Contos da Escrita Criativa
Exercícios de imaginação
Carta a uma amiga
Saber-te aí desse lado, pronta a escutar-me é importante para mim.
À distância também é mais fácil.
Depois fiquei apreensiva, porque pensei que estava a preocupar-te com um assunto que não te diz respeito. O nosso karma pessoal basta-nos. Não necessitamos atrair o dos outros. Mas fico grata por poder pôr para fora o que me corrói por dentro.
Claro que tento distrair-me, fazer coisas que me agradem. Inclusive trabalho, e isso dá-me prazer, mas a ferida está lá e acordo de noite com ela cravada no peito. Acho que ele nem percebe, ou finge não perceber. Interrogo-me, se também sou eu que distorço as coisas. No entanto, a situação é real, tal como a descrevi. E quando tudo parece estar a correr bem, apesar das dez horas seguidas no computador sem me dar atenção, lá vem algo mostrar que não estou errada.
Aos poucos foi tomando conta da minha vida, da minha casa, das minhas coisas. Fecha-me a porta do escritório na cara, se estou a brincar com os cães. Manda-me calar porque faço barulho, sopra e diz palavrões, porque ocupo o meu espaço no meu computador frente a ele, porque não tenho outro, o que vou evitando cada vez mais, porque me incomoda que o incomode. É esse o objetivo, ou fá-lo inconscientemente?
Não quer sair dali. Eu não gosto de passear sozinha. Deixei de ir à praia porque ele não gosta de água fria e de esperar para estacionar. Passeios na natureza, acabaram para mim. Com mágoa. Paguei metade do carro e pago o seguro sempre, e a gasolina quase sempre, mas deixei de conduzir e perdi a confiança para pegar no carro sozinha. E os dias passam iguais. A circulação nas minhas pernas piora.
Aqui estou eu prisioneira de mim, na minha própria casa. Escrever é o meu grito de revolta. Porque ele se mostrava às pessoas como o benfeitor que cuida da senhora doente oncológica, e paternalista, tenta protegê-la de tudo, mas não é assim.
Sinto sempre que há uma espada apontada as minhas costas. Só não sei quando vai cortar mais um pedaço de mim. Uma vez foi-se embora durante vinte e um dias em que não soube nada dele, despediu-se de manhã para ir trabalhar com abraços e beijos frente a uma amiga que estava presente. A minha amiga disse-me quando ele saiu que eu "tinha muita sorte" por ter encontrado o Daniel. Aqueci o almoço e pus a mesa para almoçarmos e fiquei vinte e um dias à espera que voltasse e me dissesse o que se passou. Quando voltou eu tinha já uma recaída do linfoma.
Face ao silêncio dele, não sei se estará a preparar outra partida inesperada. Com ele nunca se sabe. Já deixou assim outras pessoas antes e já me culpou por isso.
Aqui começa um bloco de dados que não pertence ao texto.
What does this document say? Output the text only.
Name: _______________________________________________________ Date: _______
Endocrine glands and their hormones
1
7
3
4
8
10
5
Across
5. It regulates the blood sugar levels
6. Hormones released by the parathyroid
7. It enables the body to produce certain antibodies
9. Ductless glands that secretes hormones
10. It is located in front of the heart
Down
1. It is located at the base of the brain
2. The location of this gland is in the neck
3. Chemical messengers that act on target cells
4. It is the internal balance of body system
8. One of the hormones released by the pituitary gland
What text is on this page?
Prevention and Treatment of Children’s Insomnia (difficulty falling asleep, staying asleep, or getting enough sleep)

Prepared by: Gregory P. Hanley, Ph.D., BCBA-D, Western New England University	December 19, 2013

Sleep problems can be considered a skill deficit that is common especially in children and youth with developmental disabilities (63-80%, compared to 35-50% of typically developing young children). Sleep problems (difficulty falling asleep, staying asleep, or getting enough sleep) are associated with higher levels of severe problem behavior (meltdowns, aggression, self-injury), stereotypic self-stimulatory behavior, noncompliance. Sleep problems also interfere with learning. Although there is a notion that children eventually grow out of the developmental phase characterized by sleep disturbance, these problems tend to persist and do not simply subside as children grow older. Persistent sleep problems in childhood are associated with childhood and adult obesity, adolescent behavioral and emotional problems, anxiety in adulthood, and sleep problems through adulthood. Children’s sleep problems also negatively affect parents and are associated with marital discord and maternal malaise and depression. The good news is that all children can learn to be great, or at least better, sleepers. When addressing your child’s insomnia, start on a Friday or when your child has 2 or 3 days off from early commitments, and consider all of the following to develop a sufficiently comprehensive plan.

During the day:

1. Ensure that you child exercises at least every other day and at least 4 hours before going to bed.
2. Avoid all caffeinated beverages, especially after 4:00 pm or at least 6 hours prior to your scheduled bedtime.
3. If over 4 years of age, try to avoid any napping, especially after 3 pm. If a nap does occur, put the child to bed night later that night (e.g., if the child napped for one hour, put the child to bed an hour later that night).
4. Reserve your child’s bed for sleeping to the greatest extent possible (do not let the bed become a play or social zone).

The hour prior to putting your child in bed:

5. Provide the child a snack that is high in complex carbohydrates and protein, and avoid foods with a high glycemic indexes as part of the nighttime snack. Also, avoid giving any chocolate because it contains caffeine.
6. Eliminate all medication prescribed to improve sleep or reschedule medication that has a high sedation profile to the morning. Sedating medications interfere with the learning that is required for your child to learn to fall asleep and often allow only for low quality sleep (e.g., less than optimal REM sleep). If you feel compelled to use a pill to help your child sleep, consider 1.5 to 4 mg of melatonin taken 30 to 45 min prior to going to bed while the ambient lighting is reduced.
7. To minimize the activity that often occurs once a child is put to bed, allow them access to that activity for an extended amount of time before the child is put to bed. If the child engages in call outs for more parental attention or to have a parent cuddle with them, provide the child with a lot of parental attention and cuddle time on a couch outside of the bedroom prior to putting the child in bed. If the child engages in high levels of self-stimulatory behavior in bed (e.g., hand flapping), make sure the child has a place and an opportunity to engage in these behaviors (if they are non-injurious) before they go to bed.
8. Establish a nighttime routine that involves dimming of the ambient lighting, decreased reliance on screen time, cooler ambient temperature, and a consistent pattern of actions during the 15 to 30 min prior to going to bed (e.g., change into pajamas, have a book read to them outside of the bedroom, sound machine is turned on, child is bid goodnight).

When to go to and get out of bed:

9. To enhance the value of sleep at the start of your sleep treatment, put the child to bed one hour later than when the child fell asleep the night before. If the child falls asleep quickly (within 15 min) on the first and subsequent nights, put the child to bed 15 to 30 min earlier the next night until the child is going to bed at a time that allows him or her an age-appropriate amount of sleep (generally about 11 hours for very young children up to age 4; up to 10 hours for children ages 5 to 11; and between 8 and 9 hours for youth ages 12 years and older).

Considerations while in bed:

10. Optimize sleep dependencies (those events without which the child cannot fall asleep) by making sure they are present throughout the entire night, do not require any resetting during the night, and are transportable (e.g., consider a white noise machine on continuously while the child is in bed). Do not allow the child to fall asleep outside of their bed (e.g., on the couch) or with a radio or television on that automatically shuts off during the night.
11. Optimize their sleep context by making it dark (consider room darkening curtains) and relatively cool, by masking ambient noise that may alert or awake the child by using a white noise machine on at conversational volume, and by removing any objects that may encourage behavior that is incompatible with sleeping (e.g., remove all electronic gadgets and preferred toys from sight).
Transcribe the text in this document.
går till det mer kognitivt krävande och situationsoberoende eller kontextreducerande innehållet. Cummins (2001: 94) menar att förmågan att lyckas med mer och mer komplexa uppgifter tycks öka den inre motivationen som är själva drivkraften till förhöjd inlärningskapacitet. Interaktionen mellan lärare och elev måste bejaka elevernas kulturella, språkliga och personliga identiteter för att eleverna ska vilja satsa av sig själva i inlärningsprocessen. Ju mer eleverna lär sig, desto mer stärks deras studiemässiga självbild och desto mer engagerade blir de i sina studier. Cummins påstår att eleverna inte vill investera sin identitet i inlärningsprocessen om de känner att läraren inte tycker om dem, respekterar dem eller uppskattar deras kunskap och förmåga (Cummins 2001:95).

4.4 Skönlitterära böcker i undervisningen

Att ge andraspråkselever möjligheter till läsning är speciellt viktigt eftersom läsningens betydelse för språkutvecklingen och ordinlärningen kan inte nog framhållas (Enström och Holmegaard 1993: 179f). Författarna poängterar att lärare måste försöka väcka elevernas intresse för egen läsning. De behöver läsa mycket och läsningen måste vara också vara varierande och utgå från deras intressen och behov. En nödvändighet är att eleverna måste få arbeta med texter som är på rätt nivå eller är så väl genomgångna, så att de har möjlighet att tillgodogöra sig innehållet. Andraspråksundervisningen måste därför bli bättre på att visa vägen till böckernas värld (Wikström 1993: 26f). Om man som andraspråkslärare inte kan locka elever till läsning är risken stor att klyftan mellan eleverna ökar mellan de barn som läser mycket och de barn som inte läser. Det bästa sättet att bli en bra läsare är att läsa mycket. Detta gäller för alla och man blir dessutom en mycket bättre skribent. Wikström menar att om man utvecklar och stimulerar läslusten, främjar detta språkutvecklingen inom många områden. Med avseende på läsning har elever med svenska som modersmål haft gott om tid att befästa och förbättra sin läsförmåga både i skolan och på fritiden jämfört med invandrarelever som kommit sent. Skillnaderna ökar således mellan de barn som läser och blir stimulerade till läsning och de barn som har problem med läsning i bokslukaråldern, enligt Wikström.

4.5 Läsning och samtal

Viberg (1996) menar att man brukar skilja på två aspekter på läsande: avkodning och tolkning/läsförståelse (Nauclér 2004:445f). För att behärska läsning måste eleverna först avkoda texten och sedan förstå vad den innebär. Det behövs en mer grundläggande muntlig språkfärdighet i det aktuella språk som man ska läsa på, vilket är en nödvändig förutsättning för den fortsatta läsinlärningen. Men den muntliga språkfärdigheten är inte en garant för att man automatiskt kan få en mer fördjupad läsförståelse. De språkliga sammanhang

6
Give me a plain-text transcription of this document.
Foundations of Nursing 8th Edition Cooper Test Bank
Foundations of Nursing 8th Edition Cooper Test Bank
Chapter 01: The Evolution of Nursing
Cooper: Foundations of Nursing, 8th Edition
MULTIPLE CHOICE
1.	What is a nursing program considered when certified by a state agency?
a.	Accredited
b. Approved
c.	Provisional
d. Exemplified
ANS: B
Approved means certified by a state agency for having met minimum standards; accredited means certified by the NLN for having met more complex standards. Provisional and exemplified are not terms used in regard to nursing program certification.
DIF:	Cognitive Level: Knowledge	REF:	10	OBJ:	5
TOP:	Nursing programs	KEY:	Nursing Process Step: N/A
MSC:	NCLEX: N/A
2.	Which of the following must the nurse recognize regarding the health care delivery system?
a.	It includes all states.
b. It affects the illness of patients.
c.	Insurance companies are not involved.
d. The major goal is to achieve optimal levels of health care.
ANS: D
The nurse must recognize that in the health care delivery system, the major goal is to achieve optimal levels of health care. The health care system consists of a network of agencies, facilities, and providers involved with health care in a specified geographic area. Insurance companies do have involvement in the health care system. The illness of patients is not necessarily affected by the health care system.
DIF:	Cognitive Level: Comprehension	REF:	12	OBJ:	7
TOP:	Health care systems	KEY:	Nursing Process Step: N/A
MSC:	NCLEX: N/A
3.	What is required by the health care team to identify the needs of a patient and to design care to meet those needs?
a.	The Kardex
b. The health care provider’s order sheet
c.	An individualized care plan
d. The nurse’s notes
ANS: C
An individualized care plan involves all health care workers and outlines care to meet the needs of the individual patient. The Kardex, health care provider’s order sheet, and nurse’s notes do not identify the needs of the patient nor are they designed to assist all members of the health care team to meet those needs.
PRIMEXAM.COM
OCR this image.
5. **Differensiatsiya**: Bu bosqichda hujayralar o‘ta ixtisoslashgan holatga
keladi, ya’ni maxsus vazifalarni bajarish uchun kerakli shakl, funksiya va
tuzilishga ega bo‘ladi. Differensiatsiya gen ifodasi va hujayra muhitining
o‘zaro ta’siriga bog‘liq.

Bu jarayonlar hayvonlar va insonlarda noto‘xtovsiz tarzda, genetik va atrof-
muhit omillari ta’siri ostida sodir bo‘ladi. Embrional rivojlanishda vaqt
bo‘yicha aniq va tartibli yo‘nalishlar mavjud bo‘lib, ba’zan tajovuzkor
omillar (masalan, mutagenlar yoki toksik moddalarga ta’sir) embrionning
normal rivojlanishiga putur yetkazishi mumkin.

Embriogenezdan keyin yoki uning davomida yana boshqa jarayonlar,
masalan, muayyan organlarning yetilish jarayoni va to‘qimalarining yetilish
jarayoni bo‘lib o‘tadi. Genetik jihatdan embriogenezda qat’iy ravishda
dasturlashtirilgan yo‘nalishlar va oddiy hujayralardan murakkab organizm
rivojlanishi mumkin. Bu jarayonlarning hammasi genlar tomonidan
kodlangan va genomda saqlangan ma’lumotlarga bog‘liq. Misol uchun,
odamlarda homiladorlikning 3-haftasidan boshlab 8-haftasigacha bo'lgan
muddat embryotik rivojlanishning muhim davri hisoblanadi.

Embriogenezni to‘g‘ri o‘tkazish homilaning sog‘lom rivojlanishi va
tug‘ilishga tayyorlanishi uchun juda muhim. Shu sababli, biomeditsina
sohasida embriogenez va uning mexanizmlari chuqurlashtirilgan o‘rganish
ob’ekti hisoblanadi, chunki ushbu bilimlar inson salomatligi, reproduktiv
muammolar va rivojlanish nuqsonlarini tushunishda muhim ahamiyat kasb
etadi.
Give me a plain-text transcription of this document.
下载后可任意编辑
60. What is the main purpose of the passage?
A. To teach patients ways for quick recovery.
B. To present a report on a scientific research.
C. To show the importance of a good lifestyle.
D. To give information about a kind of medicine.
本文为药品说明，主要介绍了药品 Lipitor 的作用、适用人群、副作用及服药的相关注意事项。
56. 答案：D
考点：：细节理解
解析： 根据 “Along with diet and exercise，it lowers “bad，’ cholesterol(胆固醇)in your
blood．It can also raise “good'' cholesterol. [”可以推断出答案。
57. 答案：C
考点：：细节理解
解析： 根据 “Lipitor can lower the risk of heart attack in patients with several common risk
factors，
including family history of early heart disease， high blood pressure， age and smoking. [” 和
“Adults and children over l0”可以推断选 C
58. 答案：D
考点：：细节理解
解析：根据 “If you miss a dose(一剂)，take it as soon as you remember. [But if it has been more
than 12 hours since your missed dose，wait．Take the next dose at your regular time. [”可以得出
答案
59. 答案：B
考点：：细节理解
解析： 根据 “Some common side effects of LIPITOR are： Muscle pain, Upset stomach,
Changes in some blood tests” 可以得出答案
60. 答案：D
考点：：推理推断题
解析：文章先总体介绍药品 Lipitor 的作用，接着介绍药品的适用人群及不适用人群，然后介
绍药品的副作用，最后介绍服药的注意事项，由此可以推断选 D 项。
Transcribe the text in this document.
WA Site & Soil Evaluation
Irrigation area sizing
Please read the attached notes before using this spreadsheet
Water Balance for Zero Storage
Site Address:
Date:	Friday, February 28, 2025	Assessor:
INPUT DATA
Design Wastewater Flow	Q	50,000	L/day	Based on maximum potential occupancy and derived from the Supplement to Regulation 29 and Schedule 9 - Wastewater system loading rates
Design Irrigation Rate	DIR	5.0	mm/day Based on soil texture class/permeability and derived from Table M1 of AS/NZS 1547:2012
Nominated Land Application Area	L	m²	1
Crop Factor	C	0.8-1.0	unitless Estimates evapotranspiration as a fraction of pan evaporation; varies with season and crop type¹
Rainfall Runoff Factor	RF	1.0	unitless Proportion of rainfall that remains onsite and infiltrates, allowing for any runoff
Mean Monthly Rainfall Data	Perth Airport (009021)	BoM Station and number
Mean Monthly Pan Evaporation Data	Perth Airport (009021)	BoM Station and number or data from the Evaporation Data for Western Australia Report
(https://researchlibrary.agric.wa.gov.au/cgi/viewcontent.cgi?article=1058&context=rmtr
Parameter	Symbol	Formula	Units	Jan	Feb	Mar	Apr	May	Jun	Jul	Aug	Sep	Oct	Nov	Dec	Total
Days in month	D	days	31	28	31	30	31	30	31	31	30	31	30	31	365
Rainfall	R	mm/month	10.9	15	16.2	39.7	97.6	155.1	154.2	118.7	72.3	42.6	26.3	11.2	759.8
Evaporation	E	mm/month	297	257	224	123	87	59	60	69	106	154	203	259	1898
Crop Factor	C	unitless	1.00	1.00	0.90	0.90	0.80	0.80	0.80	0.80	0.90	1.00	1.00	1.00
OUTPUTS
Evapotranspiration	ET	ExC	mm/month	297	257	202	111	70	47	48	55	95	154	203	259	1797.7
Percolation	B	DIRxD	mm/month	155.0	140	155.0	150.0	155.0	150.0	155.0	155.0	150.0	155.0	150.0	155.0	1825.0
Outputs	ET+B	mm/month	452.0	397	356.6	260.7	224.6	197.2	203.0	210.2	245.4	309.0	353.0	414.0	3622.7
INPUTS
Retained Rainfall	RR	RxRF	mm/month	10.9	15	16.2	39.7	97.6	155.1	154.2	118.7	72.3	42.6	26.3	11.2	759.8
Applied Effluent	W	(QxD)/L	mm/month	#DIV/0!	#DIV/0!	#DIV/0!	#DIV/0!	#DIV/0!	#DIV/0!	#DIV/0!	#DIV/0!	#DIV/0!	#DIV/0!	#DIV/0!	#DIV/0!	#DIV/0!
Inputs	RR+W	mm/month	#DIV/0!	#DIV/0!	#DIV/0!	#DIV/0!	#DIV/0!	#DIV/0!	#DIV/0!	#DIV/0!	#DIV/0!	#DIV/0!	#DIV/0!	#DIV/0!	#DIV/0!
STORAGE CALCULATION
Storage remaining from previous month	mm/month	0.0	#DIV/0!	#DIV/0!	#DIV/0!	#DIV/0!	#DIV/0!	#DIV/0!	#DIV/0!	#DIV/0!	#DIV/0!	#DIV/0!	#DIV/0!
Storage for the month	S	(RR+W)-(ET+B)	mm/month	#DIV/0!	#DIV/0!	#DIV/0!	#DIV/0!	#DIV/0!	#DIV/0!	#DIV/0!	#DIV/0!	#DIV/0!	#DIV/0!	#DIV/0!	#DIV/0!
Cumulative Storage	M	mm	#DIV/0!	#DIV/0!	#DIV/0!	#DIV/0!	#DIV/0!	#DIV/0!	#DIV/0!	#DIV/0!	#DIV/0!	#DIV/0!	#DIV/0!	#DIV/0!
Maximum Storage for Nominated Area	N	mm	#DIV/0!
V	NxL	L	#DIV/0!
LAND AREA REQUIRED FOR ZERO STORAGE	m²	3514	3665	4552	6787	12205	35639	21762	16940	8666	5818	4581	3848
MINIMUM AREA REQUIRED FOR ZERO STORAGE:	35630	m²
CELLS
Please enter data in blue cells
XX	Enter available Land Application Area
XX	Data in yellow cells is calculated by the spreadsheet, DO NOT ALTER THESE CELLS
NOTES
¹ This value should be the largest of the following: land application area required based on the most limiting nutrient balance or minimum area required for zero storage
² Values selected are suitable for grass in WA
Às vezes penso em mandá-lo embora, mas não poderia fazer isso. Sinto-me responsável e não quero que ele sofra. Seria incapaz de o pôr na rua sem ter para onde ir e com graves dificuldades de subsistência. Se eu fizesse isso, não ficaria mais feliz. Claro que também gosto dele. As pessoas são compostas de muita coisa. Depois, com a minha idade e os problemas de saúde que já tenho, além de talvez não aguentar uma separação e o inerente, estou muito vulnerável e também necessito dele. É uma companhia, embora não a necessária e como eu gostaria que fosse, mas ajuda.
A vida não é perfeita e tomamos decisões que não são as melhores, mas por vezes as possíveis. Obrigada por me ouvires.